Salgının insan ve toplum yaşamını tehlikeye sokmasının asıl nedeni doğanın talanı ve kapitalizmin yarattığı çarpık kentleşmedir. Her ikisi de kapitalizmin aşırı kar hırsıyla yarattığı sorunlardır. Bu fütursuz saldırganlık, işçi sınıfının ücretli köleliğine dayalı artı-değer sömürüsünden alıyor gücünü. 1970 ortasında derinleşen bunalımdan çıkış için uygulanan neo-liberal politikalarla işçi sınıfı vahşice sömürülüyor, işsizlik-sefillik korkusuyla çalıştırılıyor. Sonuç olarak işçi sınıfı bugün de virüsten ölmekle açlıktan ölmek arasında tercih yapmaya zorlanıyor. Bunun en önemli nedeni işçi sınıfının bilinç ve örgütlenme düzeyinin geriliğidir. Sermaye, işçi sınıfına her koşulda daha fazla üretim daha çok çalışma dayatır. Karşılığında ise işçilerin eline geçen daha çok yoksulluk ve işsizlik olur. Salgın, bu açıdan da turnusol kâğıdı işlevi görmüştür.

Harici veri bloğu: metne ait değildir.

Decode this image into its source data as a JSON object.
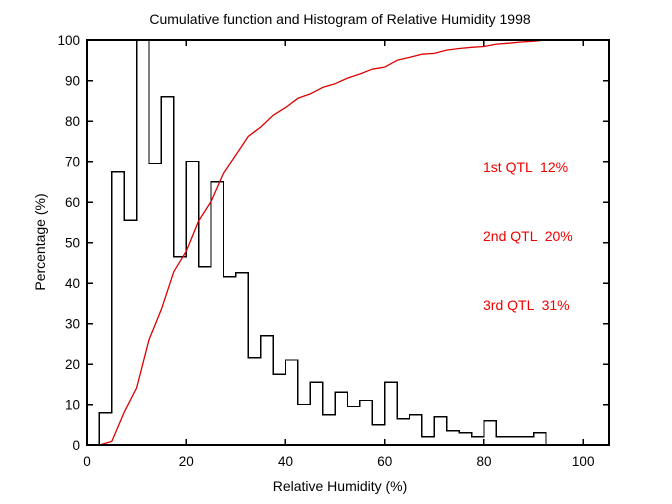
{
  "chart_data": {
    "type": "bar",
    "subtype": "step-histogram with cumulative line (MATLAB-style figure)",
    "title": "Cumulative function and Histogram of Relative Humidity 1998",
    "xlabel": "Relative Humidity (%)",
    "ylabel": "Percentage (%)",
    "xlim": [
      0,
      105.2
    ],
    "ylim": [
      0,
      100
    ],
    "x_ticks": [
      0,
      20,
      40,
      60,
      80,
      100
    ],
    "y_ticks": [
      0,
      10,
      20,
      30,
      40,
      50,
      60,
      70,
      80,
      90,
      100
    ],
    "grid": false,
    "frame_color": "#000000",
    "histogram": {
      "style": "stairs-outline",
      "color": "#000000",
      "bin_start": 2.5,
      "bin_width": 2.5,
      "heights": [
        8,
        67.5,
        55.5,
        110,
        69.5,
        86,
        46.5,
        70,
        44,
        65,
        41.5,
        42.5,
        21.5,
        27,
        17.5,
        21,
        10,
        15.5,
        7.5,
        13,
        9.5,
        11,
        5,
        15.5,
        6.5,
        7.5,
        2,
        7,
        3.5,
        3,
        2,
        6,
        2,
        2,
        2,
        3
      ],
      "note": "bin 10-12.5 exceeds the axis and is clipped at 100"
    },
    "cumulative": {
      "style": "line",
      "color": "#dd0000",
      "x": [
        0,
        2.5,
        5,
        7.5,
        10,
        12.5,
        15,
        17.5,
        20,
        22.5,
        25,
        27.5,
        30,
        32.5,
        35,
        37.5,
        40,
        42.5,
        45,
        47.5,
        50,
        52.5,
        55,
        57.5,
        60,
        62.5,
        65,
        67.5,
        70,
        72.5,
        75,
        77.5,
        80,
        82.5,
        85,
        87.5,
        90,
        92.5
      ],
      "y": [
        0,
        0,
        0.9,
        8.1,
        14.1,
        26.0,
        33.5,
        42.8,
        47.8,
        55.3,
        60.1,
        67.1,
        71.6,
        76.2,
        78.5,
        81.4,
        83.3,
        85.6,
        86.7,
        88.3,
        89.2,
        90.6,
        91.6,
        92.8,
        93.3,
        95.0,
        95.7,
        96.5,
        96.7,
        97.5,
        97.9,
        98.2,
        98.4,
        99.0,
        99.2,
        99.5,
        99.7,
        100
      ]
    },
    "annotation": {
      "color": "#f20000",
      "lines": [
        "1st QTL  12%",
        "2nd QTL  20%",
        "3rd QTL  31%"
      ]
    }
  }
}
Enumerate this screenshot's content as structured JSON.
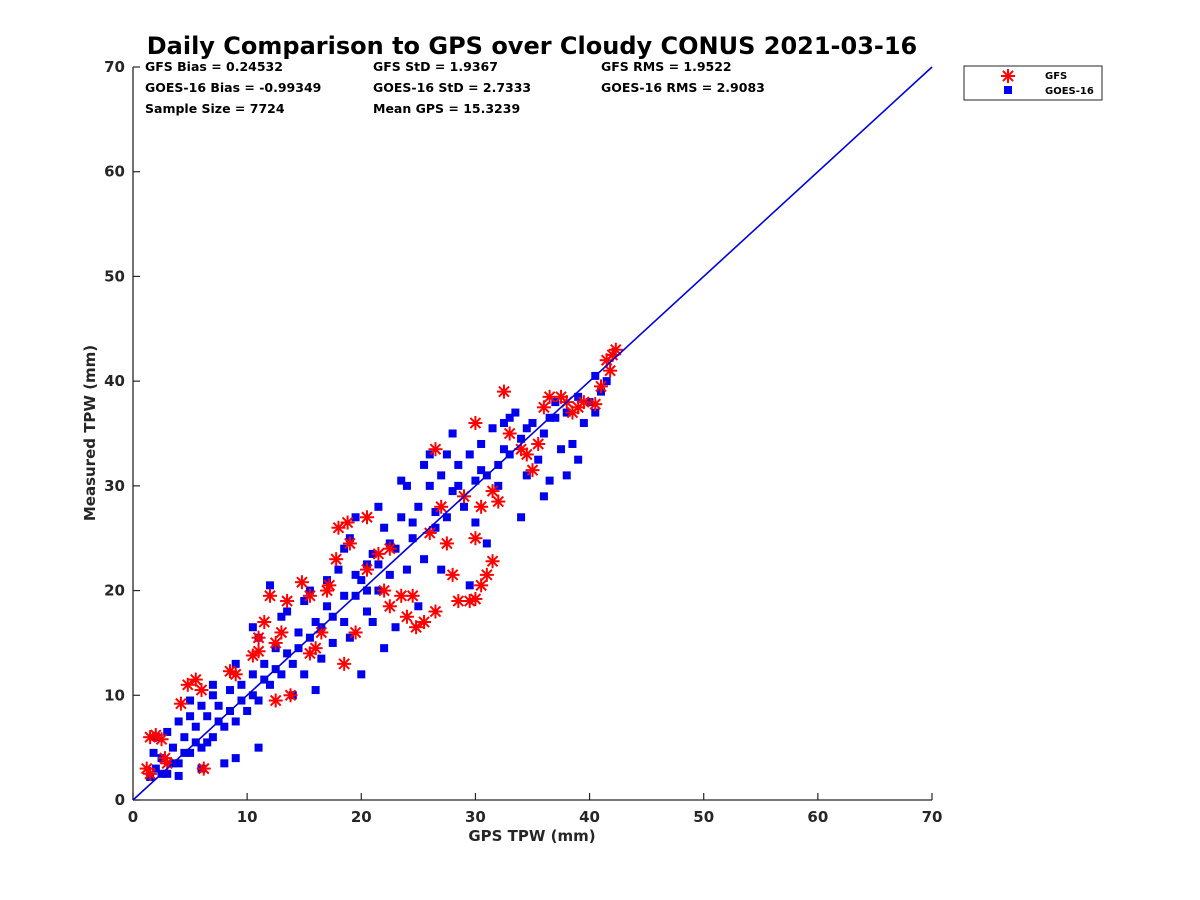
{
  "chart_data": {
    "type": "scatter",
    "title": "Daily Comparison to GPS over Cloudy CONUS 2021-03-16",
    "xlabel": "GPS TPW (mm)",
    "ylabel": "Measured TPW (mm)",
    "xlim": [
      0,
      70
    ],
    "ylim": [
      0,
      70
    ],
    "xticks": [
      "0",
      "10",
      "20",
      "30",
      "40",
      "50",
      "60",
      "70"
    ],
    "yticks": [
      "0",
      "10",
      "20",
      "30",
      "40",
      "50",
      "60",
      "70"
    ],
    "grid": false,
    "legend_position": "outside-top-right",
    "stats": [
      [
        "GFS Bias = 0.24532",
        "GFS StD = 1.9367",
        "GFS RMS = 1.9522"
      ],
      [
        "GOES-16 Bias = -0.99349",
        "GOES-16 StD = 2.7333",
        "GOES-16 RMS = 2.9083"
      ],
      [
        "Sample Size = 7724",
        "Mean GPS = 15.3239",
        ""
      ]
    ],
    "reference_line": {
      "from": [
        0,
        0
      ],
      "to": [
        70,
        70
      ],
      "color": "#0000dd"
    },
    "series": [
      {
        "name": "GFS",
        "marker": "asterisk",
        "color": "#ff0000",
        "points": [
          [
            1.5,
            6.0
          ],
          [
            2.0,
            6.2
          ],
          [
            2.5,
            5.8
          ],
          [
            1.2,
            3.0
          ],
          [
            1.5,
            2.5
          ],
          [
            4.2,
            9.2
          ],
          [
            4.8,
            11.0
          ],
          [
            5.5,
            11.5
          ],
          [
            6.0,
            10.5
          ],
          [
            6.2,
            3.0
          ],
          [
            8.5,
            12.3
          ],
          [
            9.0,
            12.0
          ],
          [
            10.5,
            13.8
          ],
          [
            11.0,
            14.2
          ],
          [
            11.5,
            17.0
          ],
          [
            11.0,
            15.5
          ],
          [
            12.0,
            19.5
          ],
          [
            12.5,
            15.0
          ],
          [
            13.5,
            19.0
          ],
          [
            13.0,
            16.0
          ],
          [
            14.8,
            20.8
          ],
          [
            15.5,
            19.5
          ],
          [
            16.5,
            16.0
          ],
          [
            12.5,
            9.5
          ],
          [
            13.8,
            10.0
          ],
          [
            17.0,
            20.0
          ],
          [
            17.2,
            20.5
          ],
          [
            18.0,
            26.0
          ],
          [
            18.8,
            26.5
          ],
          [
            19.0,
            24.5
          ],
          [
            18.5,
            13.0
          ],
          [
            19.5,
            16.0
          ],
          [
            20.5,
            22.0
          ],
          [
            21.5,
            23.5
          ],
          [
            22.0,
            20.0
          ],
          [
            22.5,
            18.5
          ],
          [
            23.5,
            19.5
          ],
          [
            24.0,
            17.5
          ],
          [
            24.8,
            16.5
          ],
          [
            25.5,
            17.0
          ],
          [
            26.5,
            18.0
          ],
          [
            26.0,
            25.5
          ],
          [
            26.5,
            33.5
          ],
          [
            27.0,
            28.0
          ],
          [
            27.5,
            24.5
          ],
          [
            28.0,
            21.5
          ],
          [
            28.5,
            19.0
          ],
          [
            29.5,
            19.0
          ],
          [
            30.0,
            19.2
          ],
          [
            30.0,
            25.0
          ],
          [
            30.5,
            20.5
          ],
          [
            31.0,
            21.5
          ],
          [
            31.5,
            22.8
          ],
          [
            30.5,
            28.0
          ],
          [
            31.5,
            29.5
          ],
          [
            32.0,
            28.5
          ],
          [
            30.0,
            36.0
          ],
          [
            32.5,
            39.0
          ],
          [
            33.0,
            35.0
          ],
          [
            34.0,
            33.5
          ],
          [
            34.5,
            33.0
          ],
          [
            35.0,
            31.5
          ],
          [
            35.5,
            34.0
          ],
          [
            36.0,
            37.5
          ],
          [
            36.5,
            38.5
          ],
          [
            37.5,
            38.5
          ],
          [
            38.0,
            38.0
          ],
          [
            38.5,
            37.0
          ],
          [
            39.0,
            37.5
          ],
          [
            39.5,
            38.0
          ],
          [
            40.5,
            37.8
          ],
          [
            41.0,
            39.5
          ],
          [
            41.5,
            42.0
          ],
          [
            42.0,
            42.5
          ],
          [
            42.3,
            43.0
          ],
          [
            41.8,
            41.0
          ],
          [
            3.0,
            3.5
          ],
          [
            2.8,
            4.0
          ],
          [
            24.5,
            19.5
          ],
          [
            22.5,
            24.0
          ],
          [
            29.0,
            29.0
          ],
          [
            15.5,
            14.0
          ],
          [
            16.0,
            14.5
          ],
          [
            17.8,
            23.0
          ],
          [
            20.5,
            27.0
          ]
        ]
      },
      {
        "name": "GOES-16",
        "marker": "square",
        "color": "#0000ee",
        "points": [
          [
            1.5,
            2.2
          ],
          [
            2.0,
            3.0
          ],
          [
            2.5,
            4.0
          ],
          [
            3.0,
            2.5
          ],
          [
            3.5,
            5.0
          ],
          [
            4.0,
            3.5
          ],
          [
            4.5,
            6.0
          ],
          [
            5.0,
            4.5
          ],
          [
            5.5,
            7.0
          ],
          [
            6.0,
            5.0
          ],
          [
            6.5,
            8.0
          ],
          [
            7.0,
            6.0
          ],
          [
            7.5,
            9.0
          ],
          [
            8.0,
            7.0
          ],
          [
            8.5,
            10.5
          ],
          [
            9.0,
            7.5
          ],
          [
            9.5,
            11.0
          ],
          [
            10.0,
            8.5
          ],
          [
            10.5,
            12.0
          ],
          [
            11.0,
            9.5
          ],
          [
            11.5,
            13.0
          ],
          [
            12.0,
            11.0
          ],
          [
            12.5,
            14.5
          ],
          [
            13.0,
            12.0
          ],
          [
            13.5,
            18.0
          ],
          [
            14.0,
            13.0
          ],
          [
            14.5,
            16.0
          ],
          [
            15.0,
            12.0
          ],
          [
            16.0,
            17.0
          ],
          [
            16.5,
            13.5
          ],
          [
            17.0,
            18.5
          ],
          [
            17.5,
            15.0
          ],
          [
            18.0,
            22.0
          ],
          [
            18.5,
            17.0
          ],
          [
            19.0,
            25.0
          ],
          [
            19.5,
            19.5
          ],
          [
            20.0,
            21.0
          ],
          [
            20.5,
            18.0
          ],
          [
            21.0,
            23.5
          ],
          [
            21.5,
            20.0
          ],
          [
            22.0,
            26.0
          ],
          [
            22.5,
            21.5
          ],
          [
            23.0,
            24.0
          ],
          [
            23.5,
            27.0
          ],
          [
            24.0,
            22.0
          ],
          [
            24.5,
            26.5
          ],
          [
            25.0,
            28.0
          ],
          [
            25.5,
            23.0
          ],
          [
            26.0,
            30.0
          ],
          [
            26.5,
            26.0
          ],
          [
            27.0,
            31.0
          ],
          [
            27.5,
            27.0
          ],
          [
            28.0,
            29.5
          ],
          [
            28.5,
            32.0
          ],
          [
            29.0,
            28.0
          ],
          [
            29.5,
            33.0
          ],
          [
            30.0,
            30.5
          ],
          [
            30.5,
            34.0
          ],
          [
            31.0,
            31.0
          ],
          [
            31.5,
            35.5
          ],
          [
            32.0,
            32.0
          ],
          [
            32.5,
            36.0
          ],
          [
            33.0,
            33.0
          ],
          [
            33.5,
            37.0
          ],
          [
            34.0,
            34.5
          ],
          [
            34.5,
            31.0
          ],
          [
            35.0,
            36.0
          ],
          [
            35.5,
            32.5
          ],
          [
            36.0,
            35.0
          ],
          [
            36.5,
            30.5
          ],
          [
            37.0,
            36.5
          ],
          [
            37.5,
            33.5
          ],
          [
            38.0,
            37.0
          ],
          [
            38.5,
            34.0
          ],
          [
            39.0,
            32.5
          ],
          [
            39.5,
            36.0
          ],
          [
            40.0,
            38.0
          ],
          [
            40.5,
            37.0
          ],
          [
            41.0,
            39.0
          ],
          [
            41.5,
            40.0
          ],
          [
            3.0,
            6.5
          ],
          [
            5.0,
            9.5
          ],
          [
            7.0,
            11.0
          ],
          [
            9.0,
            13.0
          ],
          [
            11.0,
            15.5
          ],
          [
            13.0,
            17.5
          ],
          [
            15.0,
            19.0
          ],
          [
            17.0,
            21.0
          ],
          [
            19.0,
            15.5
          ],
          [
            21.0,
            17.0
          ],
          [
            23.0,
            16.5
          ],
          [
            25.0,
            18.5
          ],
          [
            27.0,
            22.0
          ],
          [
            22.0,
            14.5
          ],
          [
            20.0,
            12.0
          ],
          [
            14.0,
            10.0
          ],
          [
            16.0,
            10.5
          ],
          [
            9.0,
            4.0
          ],
          [
            11.0,
            5.0
          ],
          [
            4.0,
            2.3
          ],
          [
            6.0,
            3.0
          ],
          [
            8.0,
            3.5
          ],
          [
            2.0,
            6.0
          ],
          [
            1.8,
            4.5
          ],
          [
            12.0,
            20.5
          ],
          [
            10.5,
            16.5
          ],
          [
            24.0,
            30.0
          ],
          [
            26.0,
            33.0
          ],
          [
            28.0,
            35.0
          ],
          [
            30.0,
            26.5
          ],
          [
            32.0,
            30.0
          ],
          [
            34.0,
            27.0
          ],
          [
            36.0,
            29.0
          ],
          [
            38.0,
            31.0
          ],
          [
            39.0,
            38.5
          ],
          [
            40.5,
            40.5
          ],
          [
            29.5,
            20.5
          ],
          [
            31.0,
            24.5
          ],
          [
            33.0,
            36.5
          ],
          [
            37.0,
            38.0
          ],
          [
            15.5,
            20.0
          ],
          [
            18.5,
            24.0
          ],
          [
            19.5,
            27.0
          ],
          [
            21.5,
            28.0
          ],
          [
            23.5,
            30.5
          ],
          [
            25.5,
            32.0
          ],
          [
            27.5,
            33.0
          ],
          [
            20.5,
            22.5
          ],
          [
            22.5,
            24.5
          ],
          [
            24.5,
            25.0
          ],
          [
            26.5,
            27.5
          ],
          [
            28.5,
            30.0
          ],
          [
            30.5,
            31.5
          ],
          [
            32.5,
            33.5
          ],
          [
            34.5,
            35.5
          ],
          [
            36.5,
            36.5
          ],
          [
            6.5,
            5.5
          ],
          [
            7.5,
            7.5
          ],
          [
            8.5,
            8.5
          ],
          [
            9.5,
            9.5
          ],
          [
            10.5,
            10.0
          ],
          [
            11.5,
            11.5
          ],
          [
            12.5,
            12.5
          ],
          [
            13.5,
            14.0
          ],
          [
            14.5,
            14.5
          ],
          [
            15.5,
            15.5
          ],
          [
            16.5,
            16.5
          ],
          [
            17.5,
            17.5
          ],
          [
            18.5,
            19.5
          ],
          [
            19.5,
            21.5
          ],
          [
            20.5,
            20.0
          ],
          [
            21.5,
            22.5
          ],
          [
            2.5,
            2.5
          ],
          [
            3.5,
            3.5
          ],
          [
            4.5,
            4.5
          ],
          [
            5.5,
            5.5
          ],
          [
            4.0,
            7.5
          ],
          [
            5.0,
            8.0
          ],
          [
            6.0,
            9.0
          ],
          [
            7.0,
            10.0
          ]
        ]
      }
    ]
  }
}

Şöyle ki, koronavirüs salgınının yayılmasıyla birlikte kapitalistler, küresel ölçekte faturayı işçilere-emekçilere ödetmek için kolları sıvadılar. Sermaye sınıfı ve onun hizmetindeki AKP iktidarı da çok daha ağır koşullarda işçi ve emekçileri çalışmaya zorluyor. İşçiler şimdi salgının faturasını kölece koşullarda çalışmaya zorlanarak ödüyorlar. Ücretsiz izne çıkarılıp kısa çalışma ödeneğinden faydalanamayan işçiler, günlük 39.24 liralık sadakaya mahkûm ediliyor. Böylesi bir tabloda işçi sınıfının köleliğe karşı mücadelesinin önündeki en önemli engel yoksullukla birlikte gelişen kültürel yoksunluk ve yıllar boyu sınıf bilincinde yaratılan erozyondur.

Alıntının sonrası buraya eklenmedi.